What Charles is really tellling us is "common sense". Just use common sense! I work with the public and I want the scent I wear to "almost" be there, i.e., definitely be in the background. One thing to remember when "loading on" the cologne. Some people are allergic. Some people are SEVERELY allergic.

Well said Charles. One of the reasons that I'll often skip cologne, or just wave the bottle in front of me (did someone say dry martini?) is out of fear of terrorizing other's olfactory nerves.

I had a very nice dinner this evening in a great restaurant that we go to on occasion, but it was almost ruined because one of the neighboring diners just reeked of perfume.
You just gotta hate the old lady who buys her fragrances by the gallon at the dime store, and bathes in it before leaving home. How do you know when you are wearing too much cologne? When others can taste it from 3 feet away!

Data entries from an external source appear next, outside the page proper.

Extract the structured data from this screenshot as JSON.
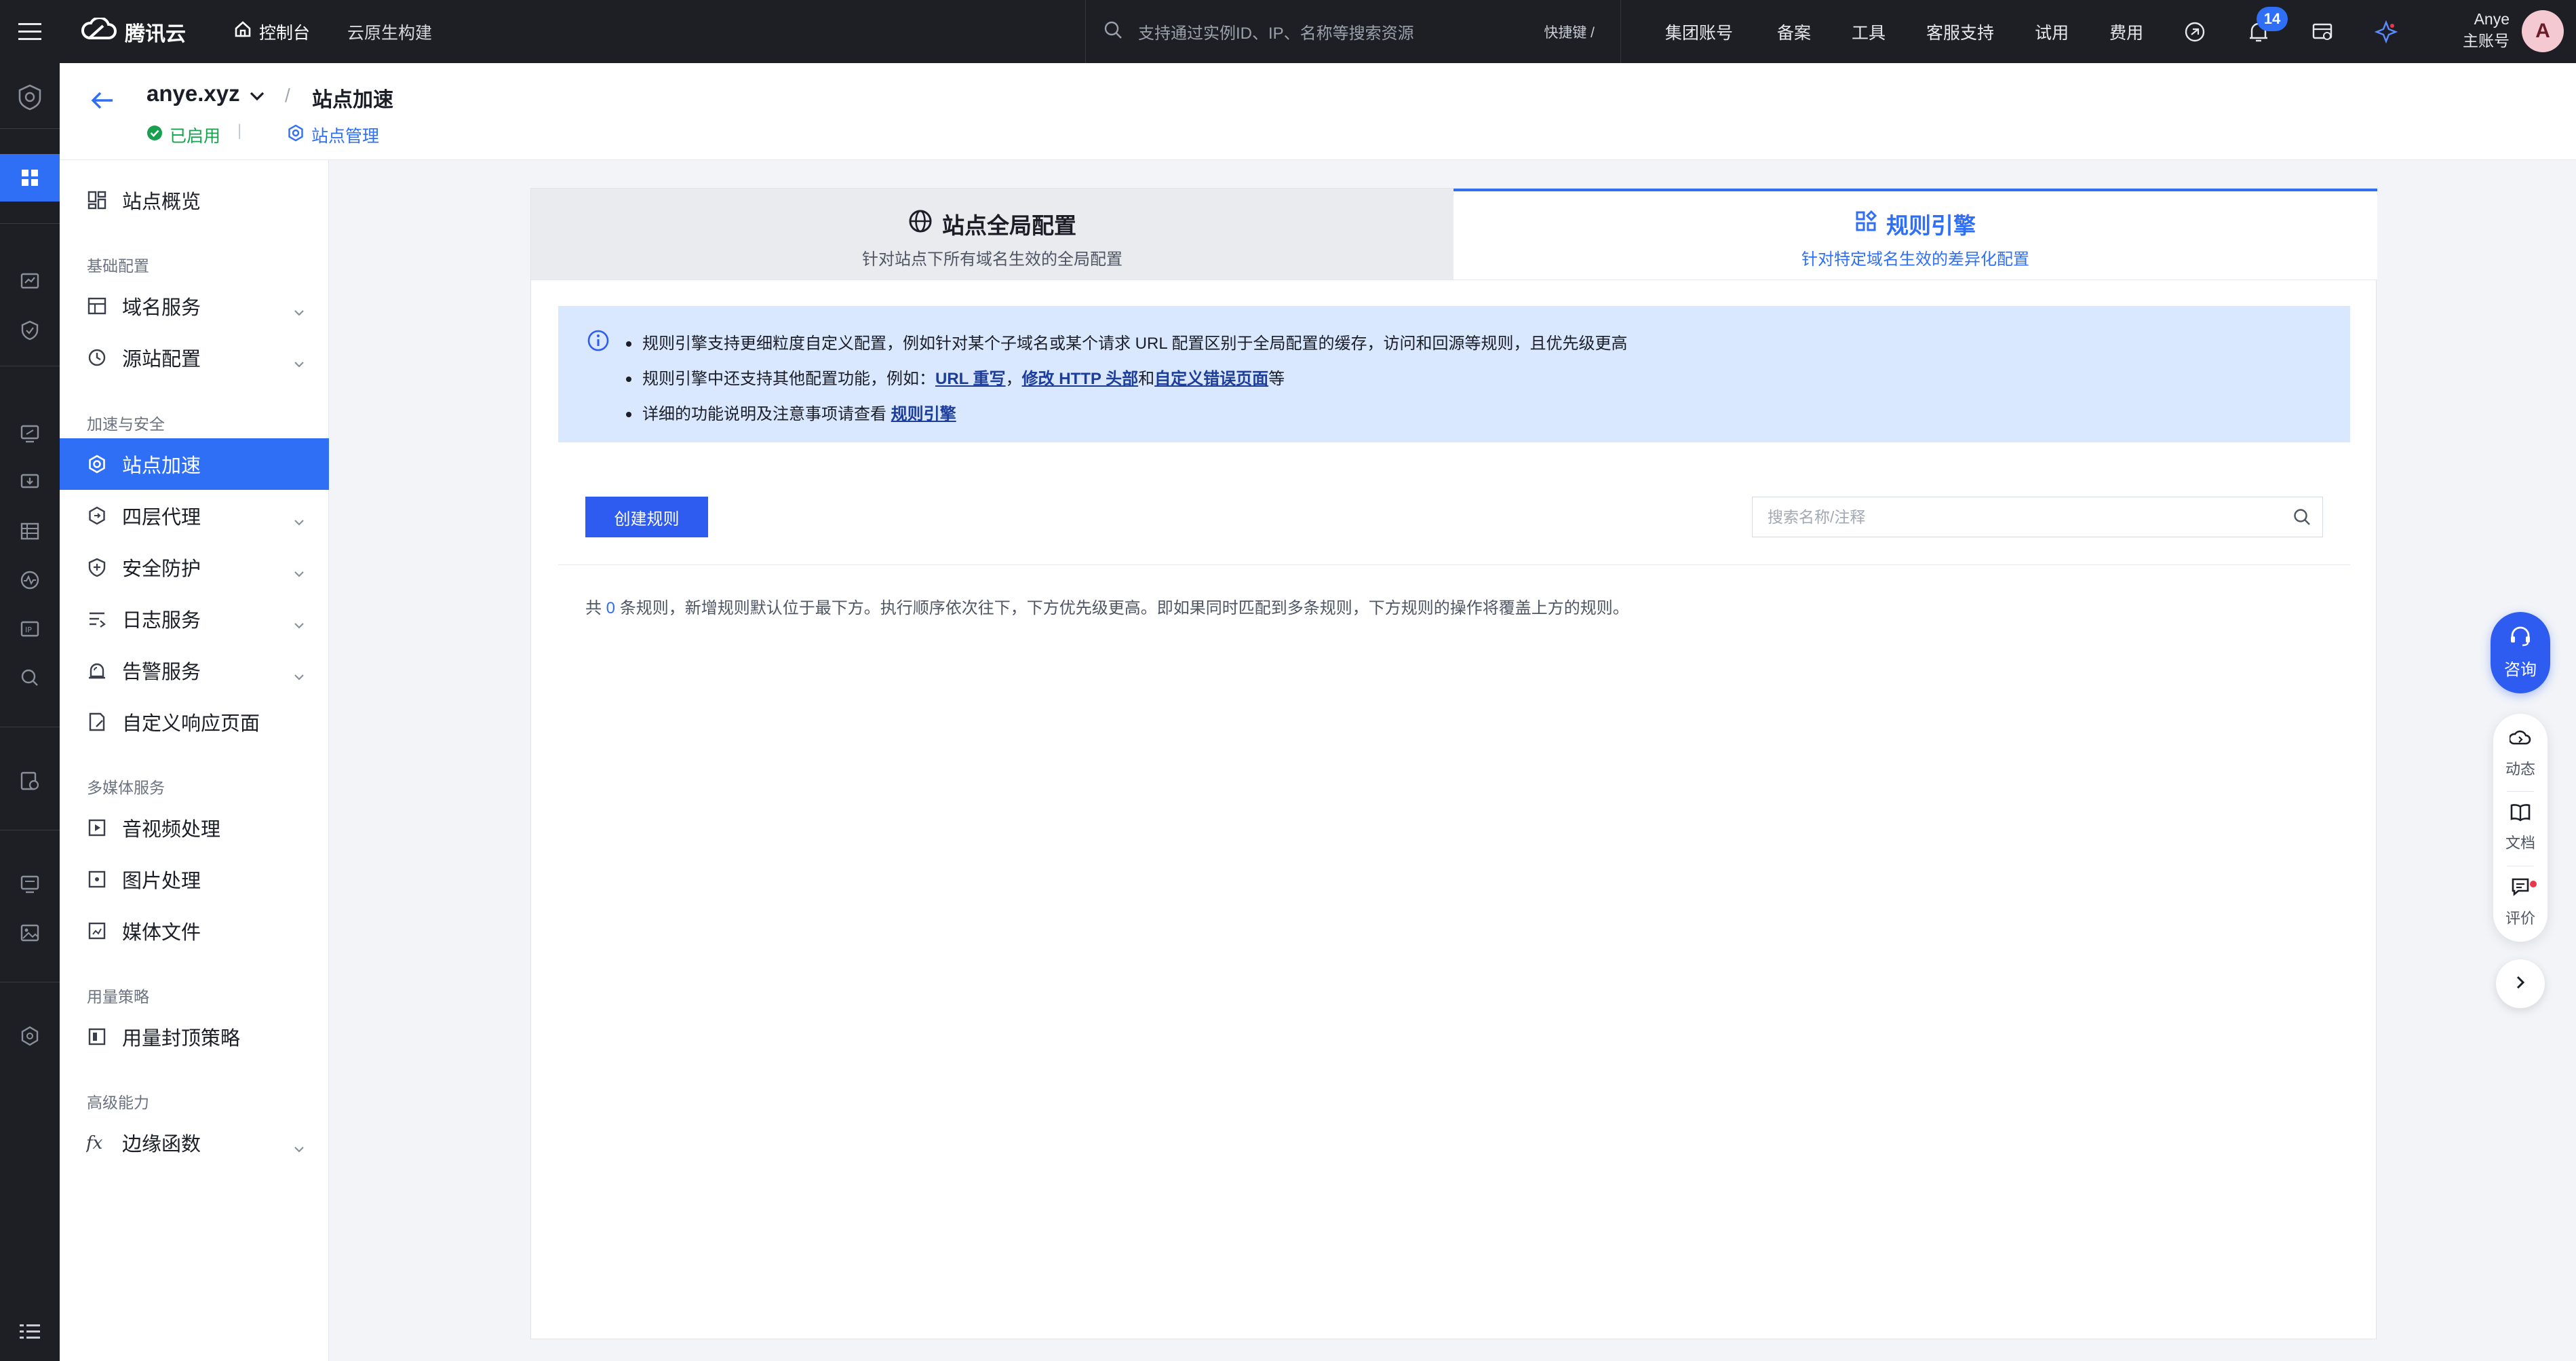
{
  "topbar": {
    "brand": "腾讯云",
    "console": "控制台",
    "cloud_native": "云原生构建",
    "search_placeholder": "支持通过实例ID、IP、名称等搜索资源",
    "shortcut": "快捷键 /",
    "nav": [
      "集团账号",
      "备案",
      "工具",
      "客服支持",
      "试用",
      "费用"
    ],
    "notification_count": "14",
    "user_name": "Anye",
    "user_role": "主账号",
    "avatar_letter": "A"
  },
  "header": {
    "site_name": "anye.xyz",
    "crumb_sep": "/",
    "current_page": "站点加速",
    "status": "已启用",
    "status_sep": "|",
    "site_management": "站点管理"
  },
  "sidebar": {
    "overview": "站点概览",
    "group_basic": "基础配置",
    "domain_service": "域名服务",
    "origin_config": "源站配置",
    "group_accel": "加速与安全",
    "site_accel": "站点加速",
    "l4_proxy": "四层代理",
    "security": "安全防护",
    "log_service": "日志服务",
    "alarm_service": "告警服务",
    "custom_response": "自定义响应页面",
    "group_media": "多媒体服务",
    "av_processing": "音视频处理",
    "image_processing": "图片处理",
    "media_files": "媒体文件",
    "group_usage": "用量策略",
    "usage_cap": "用量封顶策略",
    "group_advanced": "高级能力",
    "edge_functions": "边缘函数"
  },
  "tabs": {
    "global": {
      "title": "站点全局配置",
      "subtitle": "针对站点下所有域名生效的全局配置"
    },
    "rules": {
      "title": "规则引擎",
      "subtitle": "针对特定域名生效的差异化配置"
    }
  },
  "notice": {
    "line1": "规则引擎支持更细粒度自定义配置，例如针对某个子域名或某个请求 URL 配置区别于全局配置的缓存，访问和回源等规则，且优先级更高",
    "line2_prefix": "规则引擎中还支持其他配置功能，例如：",
    "link_url_rewrite": "URL 重写",
    "sep1": "，",
    "link_http_header": "修改 HTTP 头部",
    "and": "和",
    "link_custom_error": "自定义错误页面",
    "line2_suffix": "等",
    "line3_prefix": "详细的功能说明及注意事项请查看 ",
    "link_rule_engine": "规则引擎"
  },
  "actions": {
    "create_rule": "创建规则",
    "search_placeholder": "搜索名称/注释"
  },
  "summary": {
    "prefix": "共 ",
    "count": "0",
    "suffix": " 条规则，新增规则默认位于最下方。执行顺序依次往下，下方优先级更高。即如果同时匹配到多条规则，下方规则的操作将覆盖上方的规则。"
  },
  "float": {
    "consult": "咨询",
    "news": "动态",
    "docs": "文档",
    "feedback": "评价"
  },
  "colors": {
    "accent": "#2f6ff6",
    "topbar_bg": "#1d1f24",
    "notice_bg": "#d9e7ff",
    "success": "#17a14f"
  }
}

25%, which probably classifies B & B Cologne as perfume intensity ... in a proprietary perfumer's alcohol (I am not overly keen on carrier oils). By the bye guys, the word "perfume" describes a certain percentage of essential oil to alcohol (actually the highest percentage), it does not mean the fragrance is intended for women. It is somewhat important to know the class of a fragrance (aftershave, cologne, toilet water, perfume) because it is supposed to tell you the approximate percentage of essential oil it contains. This is important to understand the cost. So, in theory, if the same fragrance is done in an aftershave, cologne, toilet water, perfume: the cologne will cost more than the aftershave; the toilet water will cost more than the cologne; the perfume will be the most expensive. Aftershave contains the least essential oil, perfume the most. But note I said in "theory", because I am not convinced all toiletry makers follow the "rules" of scent class when naming their fragrances. Oh, yeah, one other important item, it is also useful to know the actual essential oils used in a fragrance when evaluating price; some essential oils are relatively inexpensive, others are extremely expensive. For example, B & B Cologne contains a high percentage of genuine Sandalwood essential oil ... which isn't cheap! There are many fragrances on the market that are based either in whole or part on synthetic oils. Synthetics are mainly used because they are cheaper (in some cases, like sandalwood, significantly cheaper) than the genuine essential oils. Snythetics are also used because they have a longer life. But synthetics can never come close to the olfactory joy giving by a natural essential oil. Also, with synthetics, you are unable to know your true feelings about a particular scent ... synthetic Sandalwood is nothing like essential oil of Sandalwood.